Memories of Madonna: Following the Material Girl Through the Years
by Michael Musto
In the early 1980s, I found myself on a double bill with a rising singer I’d never heard of; her name was Madonna. My Motown cover band had equal billing, but that clearly eluded Madonna’s team, who saw the downtown club gig as a showcase for her and her alone. Madonna sound-checked with such elaborate precision that my band never got to do so; by the time she was obsessively through with the mic, the doors were opening to the public and we were fucked. What’s more, after our performance, Madonna’s manager didn’t want us greeting guests in the joint dressing room, because the apparently demure Madge was getting ready for her set and didn’t want to change in front of strangers. I demanded my rights, while thinking, “This creature isn’t going anywhere.” I should have realized then that it was just this kind of aggressive tunnel vision that would rocket her to the pantheon.
Madonna was suddenly everywhere on the club scene, but her first single, the 1982 ditty “Everybody,” was so insistently whiny, I still wasn’t convinced she had a snowball’s chance. But she made it, with artfully done videos, rampant sexuality, and an ability to charm people’s pants off with feisty frankness. She even tried Hollywood, bombing out with stuff like the screwball comedy Who’s That Girl? while never letting people see her sweat. By 1987, I was hooked, so I went to see Madonna promote the movie outside a theater in Times Square, where she told the assembled throngs, “Shut up, so I can talk.” The steely determination was impressive.
She struck up a sensational gal-pal relationship with lesbian comic Sandra Bernhard, indulging in all sorts of innuendo that got the media and public panting. The two stars were at the center of 1989’s “Don’t Bungle the Jungle” — a BAM benefit for the Brazilian rainforest — where their sardonic antics upstaged ecological issues. After Madonna rattled off some rainforest facts, Sandra moaned, “Who the fuck do you think you are, Tracy Chapman?” “No,” replied Madonna. “I’m not working at a convenience store. But I do like to sneak off to a 7-Eleven at night for some jawbreakers.” “The bitch is cold,” Sandra interjected. “Funky cold Medina.” They launched into a version of “I Got You Babe,” and the comic sang, “I know we don’t have a cock, but at least I’m sure of all the things we got.” “Don’t believe the stories,” urged Madonna as the show wound down. “Believe the stories,” implored Sandra.

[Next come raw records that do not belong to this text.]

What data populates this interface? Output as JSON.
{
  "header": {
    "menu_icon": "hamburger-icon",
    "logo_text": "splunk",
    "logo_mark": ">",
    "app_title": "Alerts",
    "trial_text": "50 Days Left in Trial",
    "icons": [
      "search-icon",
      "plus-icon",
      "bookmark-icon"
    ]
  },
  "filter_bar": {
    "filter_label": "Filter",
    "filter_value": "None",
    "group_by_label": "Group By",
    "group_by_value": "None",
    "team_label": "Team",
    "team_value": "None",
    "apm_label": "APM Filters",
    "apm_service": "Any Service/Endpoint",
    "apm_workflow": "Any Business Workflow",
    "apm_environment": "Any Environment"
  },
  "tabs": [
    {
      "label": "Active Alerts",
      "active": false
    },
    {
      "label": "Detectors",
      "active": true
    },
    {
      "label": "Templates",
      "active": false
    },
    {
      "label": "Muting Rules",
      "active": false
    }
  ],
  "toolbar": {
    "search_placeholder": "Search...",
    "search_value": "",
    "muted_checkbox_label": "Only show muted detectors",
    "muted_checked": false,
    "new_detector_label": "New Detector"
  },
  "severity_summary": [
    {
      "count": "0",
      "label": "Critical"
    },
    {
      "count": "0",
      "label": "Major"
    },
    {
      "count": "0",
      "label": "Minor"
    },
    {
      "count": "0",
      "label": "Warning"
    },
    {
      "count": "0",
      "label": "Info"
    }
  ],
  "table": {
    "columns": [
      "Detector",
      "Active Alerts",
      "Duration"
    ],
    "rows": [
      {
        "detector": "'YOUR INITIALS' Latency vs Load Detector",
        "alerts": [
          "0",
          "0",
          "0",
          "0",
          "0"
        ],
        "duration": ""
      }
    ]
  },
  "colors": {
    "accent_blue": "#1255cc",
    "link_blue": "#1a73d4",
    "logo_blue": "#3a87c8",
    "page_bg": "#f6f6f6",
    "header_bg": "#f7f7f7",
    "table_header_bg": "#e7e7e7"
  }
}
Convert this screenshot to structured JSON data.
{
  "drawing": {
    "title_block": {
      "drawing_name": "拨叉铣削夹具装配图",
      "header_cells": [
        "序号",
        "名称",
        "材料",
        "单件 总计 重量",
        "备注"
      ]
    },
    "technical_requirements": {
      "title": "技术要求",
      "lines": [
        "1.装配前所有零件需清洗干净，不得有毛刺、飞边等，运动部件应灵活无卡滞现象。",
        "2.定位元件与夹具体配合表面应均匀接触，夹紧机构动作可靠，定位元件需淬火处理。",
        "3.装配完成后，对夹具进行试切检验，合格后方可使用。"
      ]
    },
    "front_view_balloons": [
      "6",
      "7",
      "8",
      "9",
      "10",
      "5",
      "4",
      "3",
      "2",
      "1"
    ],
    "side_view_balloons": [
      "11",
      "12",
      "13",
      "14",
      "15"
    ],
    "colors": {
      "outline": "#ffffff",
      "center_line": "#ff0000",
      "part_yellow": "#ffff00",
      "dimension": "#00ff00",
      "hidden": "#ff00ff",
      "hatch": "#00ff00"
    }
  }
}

When I interviewed Sandra for my Voice column, she claimed their lesbian shenanigans were just shtick and people should relax about it. “I mean, God, you know, Madonna is a raging lesbian!” she said, eyes rolling. “I mean why don’t they take it really literally!” But when Madonna was spotted wildly making out with Sandra’s ex-girlfriend Ingrid Casares, I took the denials with a grain of potpourri.
By this point, I started feeling that Madonna was omnisexual, devouring whoever looks appealing at the moment, like someone shopping with a full pack of credit cards. I also sensed that she could leave her partner behind at a moment’s notice if they no longer suited her vision. In 1990, Madonna dated smoldering, bisexual model/ex-hustler Tony Ward, who later told me how their six-month relationship had ignited. They were on a night out together when the singer bristled that he wasn’t paying enough attention to her, so she impulsively put her cigarette out on his back. He started to be more attentive.